# Fix slot load CD/DVD Player (Eject Problems)



## Thumper88

Hey all,
I was working on an older Pioneer DEH-P7600MP. The issue was it loaded a CD just fine, but when ejecting it....it needed some help (pull on the cd).

I dismantled the unit (actually really easy), and took a look at what was going on. The loading motor was working fine, all the gears were turning, and it was turning a rubber roller.

This rubber roller was the problem, it was very dirty/grimy after several years of use. It was having trouble gripping the CD.

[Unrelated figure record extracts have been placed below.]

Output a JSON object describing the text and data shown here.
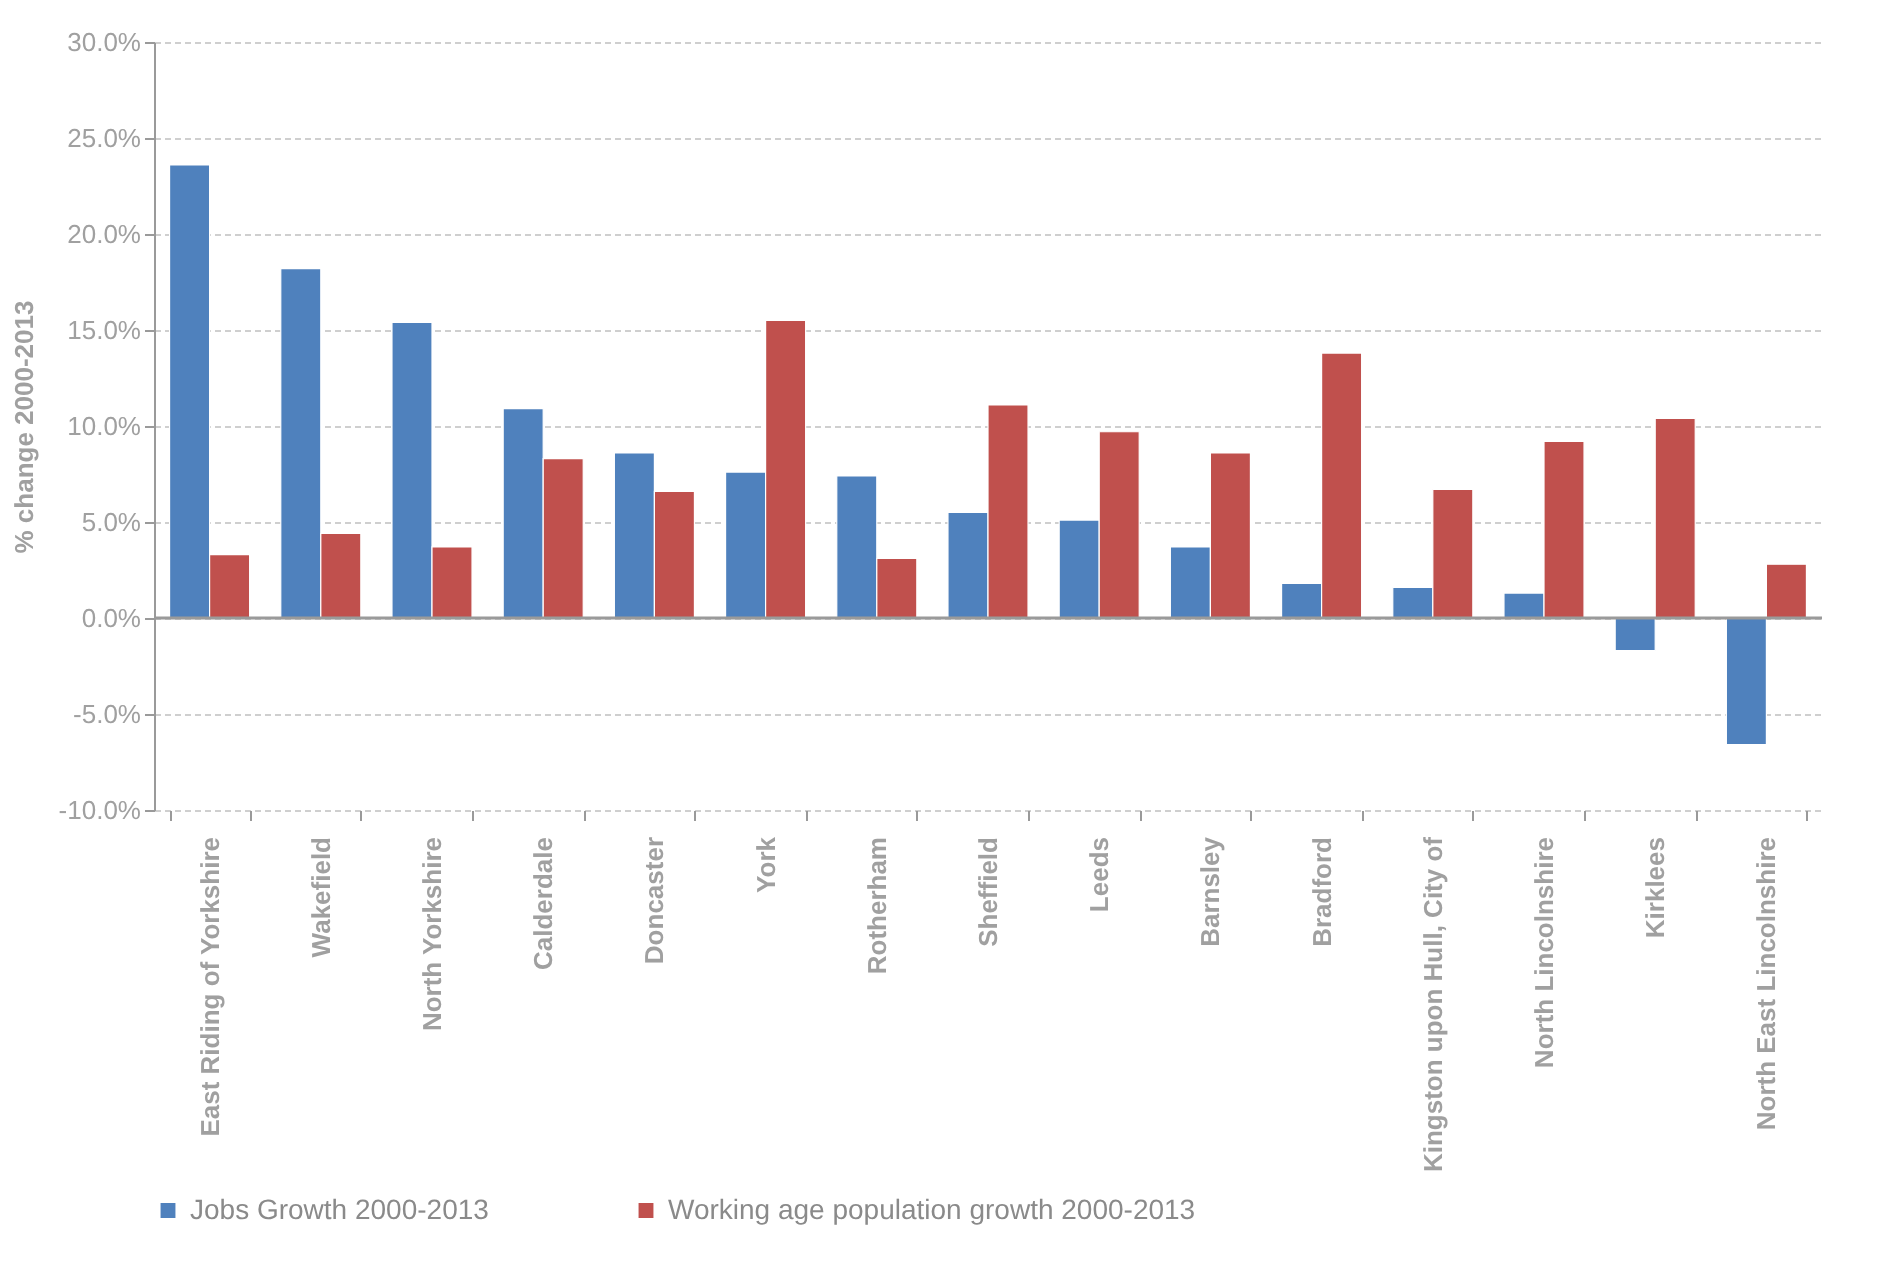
{
  "chart_data": {
    "type": "bar",
    "ylabel": "% change 2000-2013",
    "categories": [
      "East Riding of Yorkshire",
      "Wakefield",
      "North Yorkshire",
      "Calderdale",
      "Doncaster",
      "York",
      "Rotherham",
      "Sheffield",
      "Leeds",
      "Barnsley",
      "Bradford",
      "Kingston upon Hull, City of",
      "North Lincolnshire",
      "Kirklees",
      "North East Lincolnshire"
    ],
    "series": [
      {
        "name": "Jobs Growth 2000-2013",
        "color": "#4f81bd",
        "values": [
          23.6,
          18.2,
          15.4,
          10.9,
          8.6,
          7.6,
          7.4,
          5.5,
          5.1,
          3.7,
          1.8,
          1.6,
          1.3,
          -1.7,
          -6.6
        ]
      },
      {
        "name": "Working age population growth 2000-2013",
        "color": "#c0504d",
        "values": [
          3.3,
          4.4,
          3.7,
          8.3,
          6.6,
          15.5,
          3.1,
          11.1,
          9.7,
          8.6,
          13.8,
          6.7,
          9.2,
          10.4,
          2.8
        ]
      }
    ],
    "ylim": [
      -10,
      30
    ],
    "yticks": [
      {
        "value": -10,
        "label": "-10.0%"
      },
      {
        "value": -5,
        "label": "-5.0%"
      },
      {
        "value": 0,
        "label": "0.0%"
      },
      {
        "value": 5,
        "label": "5.0%"
      },
      {
        "value": 10,
        "label": "10.0%"
      },
      {
        "value": 15,
        "label": "15.0%"
      },
      {
        "value": 20,
        "label": "20.0%"
      },
      {
        "value": 25,
        "label": "25.0%"
      },
      {
        "value": 30,
        "label": "30.0%"
      }
    ],
    "grid": "y",
    "legend": "bottom"
  }
}
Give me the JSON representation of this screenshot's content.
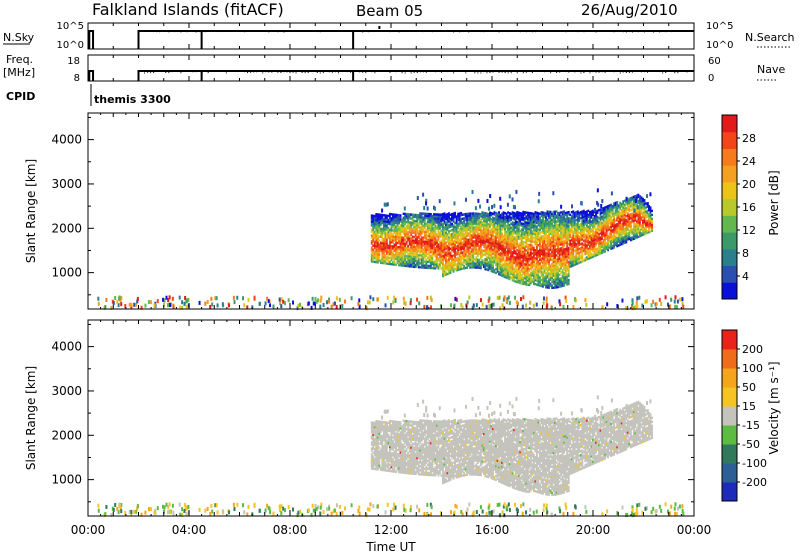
{
  "header": {
    "title": "Falkland Islands (fitACF)",
    "beam": "Beam 05",
    "date": "26/Aug/2010",
    "cpid_label": "CPID",
    "cpid_value": "themis 3300"
  },
  "status_panels": {
    "nsky": {
      "label": "N.Sky",
      "ticks": [
        "10^5",
        "10^0"
      ]
    },
    "nsearch": {
      "label": "N.Search",
      "ticks": [
        "10^5",
        "10^0"
      ]
    },
    "freq": {
      "label_line1": "Freq.",
      "label_line2": "[MHz]",
      "ticks": [
        "18",
        "8"
      ]
    },
    "nave": {
      "label": "Nave",
      "ticks": [
        "60",
        "0"
      ]
    }
  },
  "colorbars": {
    "power": {
      "label": "Power [dB]",
      "ticks": [
        "28",
        "24",
        "20",
        "16",
        "12",
        "8",
        "4"
      ],
      "colors": [
        "#0b10d8",
        "#2a4fb0",
        "#2a7f8c",
        "#3c9a6a",
        "#62b84f",
        "#b9c92c",
        "#ecc419",
        "#f4a020",
        "#f57b1c",
        "#f2461a",
        "#e11b1b"
      ]
    },
    "velocity": {
      "label": "Velocity [m s⁻¹]",
      "ticks": [
        "200",
        "100",
        "50",
        "15",
        "-15",
        "-50",
        "-100",
        "-200"
      ],
      "colors": [
        "#1c2bb8",
        "#2c5f95",
        "#307a5b",
        "#5cbc42",
        "#c4c4bc",
        "#f5c422",
        "#f4a51c",
        "#f06c1a",
        "#e8241a"
      ]
    }
  },
  "chart_data": [
    {
      "type": "heatmap",
      "title": "Power",
      "xlabel": "",
      "ylabel": "Slant Range [km]",
      "x_ticks": [
        "00:00",
        "04:00",
        "08:00",
        "12:00",
        "16:00",
        "20:00",
        "00:00"
      ],
      "y_ticks": [
        "1000",
        "2000",
        "3000",
        "4000"
      ],
      "xlim_hours": [
        0,
        24
      ],
      "ylim_km": [
        180,
        4600
      ],
      "scatter_band": {
        "start_hour": 11.2,
        "end_hour": 22.3,
        "top_km": [
          2300,
          2400
        ],
        "bottom_km": [
          1200,
          700
        ]
      }
    },
    {
      "type": "heatmap",
      "title": "Velocity",
      "xlabel": "Time UT",
      "ylabel": "Slant Range [km]",
      "x_ticks": [
        "00:00",
        "04:00",
        "08:00",
        "12:00",
        "16:00",
        "20:00",
        "00:00"
      ],
      "y_ticks": [
        "1000",
        "2000",
        "3000",
        "4000"
      ],
      "xlim_hours": [
        0,
        24
      ],
      "ylim_km": [
        180,
        4600
      ],
      "dominant_value": "ground scatter (-15 to 15)"
    }
  ]
}
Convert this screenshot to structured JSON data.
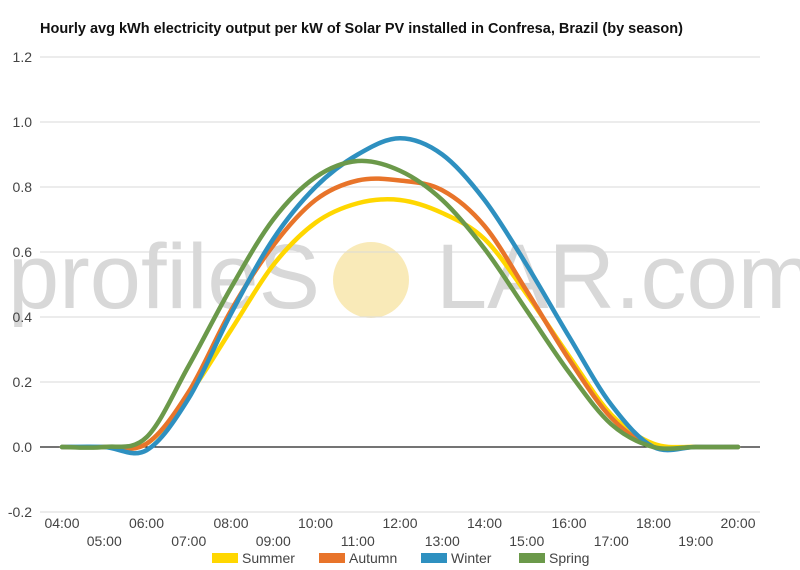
{
  "chart_data": {
    "type": "line",
    "title": "Hourly avg kWh electricity output per kW of Solar PV installed in Confresa, Brazil (by season)",
    "xlabel": "",
    "ylabel": "",
    "ylim": [
      -0.2,
      1.2
    ],
    "yticks": [
      "-0.2",
      "0.0",
      "0.2",
      "0.4",
      "0.6",
      "0.8",
      "1.0",
      "1.2"
    ],
    "x": [
      "04:00",
      "05:00",
      "06:00",
      "07:00",
      "08:00",
      "09:00",
      "10:00",
      "11:00",
      "12:00",
      "13:00",
      "14:00",
      "15:00",
      "16:00",
      "17:00",
      "18:00",
      "19:00",
      "20:00"
    ],
    "grid": true,
    "legend_position": "bottom",
    "series": [
      {
        "name": "Summer",
        "color": "#FFD700",
        "values": [
          0,
          0,
          0.01,
          0.16,
          0.36,
          0.56,
          0.69,
          0.75,
          0.76,
          0.72,
          0.64,
          0.47,
          0.28,
          0.1,
          0.01,
          0,
          0
        ]
      },
      {
        "name": "Autumn",
        "color": "#E8742A",
        "values": [
          0,
          0,
          0.01,
          0.17,
          0.42,
          0.62,
          0.76,
          0.82,
          0.82,
          0.79,
          0.68,
          0.48,
          0.27,
          0.09,
          0,
          0,
          0
        ]
      },
      {
        "name": "Winter",
        "color": "#2E90C0",
        "values": [
          0,
          0,
          -0.01,
          0.15,
          0.41,
          0.64,
          0.8,
          0.9,
          0.95,
          0.9,
          0.76,
          0.56,
          0.34,
          0.13,
          0,
          0,
          0
        ]
      },
      {
        "name": "Spring",
        "color": "#6B994A",
        "values": [
          0,
          0,
          0.03,
          0.25,
          0.49,
          0.7,
          0.83,
          0.88,
          0.85,
          0.76,
          0.61,
          0.42,
          0.23,
          0.07,
          0,
          0,
          0
        ]
      }
    ]
  },
  "watermark": {
    "text_left": "profileS",
    "text_right": "LAR.com",
    "sun_color": "#F7E3A0"
  }
}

*Here's a youtube video that explains it a little:*
‪Easy Load Fix‬‏ - YouTube
*And here's the method I used to clean it:*
‪Ford 6006E CD Pickup Roller Cleaning‬‏ - YouTube

I didn't have whatever cleaning solution they were using, so I looked around the house and found some "Footlocker Sneaker Cleaner". Cut a piece of paper the shape of a CD like the in the second youtube video, sprayed the paper with the cleaner, and stuck it in the cd drive with a old/bad CD (don't let the CD/paper go all the way in).

In the 7600MP, the roller is on the bottom, so I put the paper in facing the bottom. Other CD players maybe different, apparently the rollers are on the top in that Ford 6-disc player (2nd youtube video). When I pulled the CD/paper out, a lot of dirt came with it....this is how you know it worked. I did this a few times (flipped the paper over).

The CD ejects like a brand new head unit. Hope this helps someone out. Simple fix and saves you from getting a new head unit.


----------



## MrUntouchab1e

Thanks for the great info!! I would be nervous to try this on my own.


----------



## WhiteLX

I'll have to give this a try on my Alpine CDA-7977. It's having trouble ejecting the discs.


----------



## Maximilliano

There is a similar issue with the loading trays of older Xbox's where the rubber band around the plastic rollers would gum up and not open. When cleaned my rollers I just used alcohol so that any drops would evaporate away quickly.


----------



## Thumper88

Worked on another CD player today. The plastic gear cover was cracked at one of the screw down locations. This allowed the gears to pull up and just making a clicking sound when trying to eject the CD.
This is not as easy of a fix, a little more in depth, have a new gear cover on order...


----------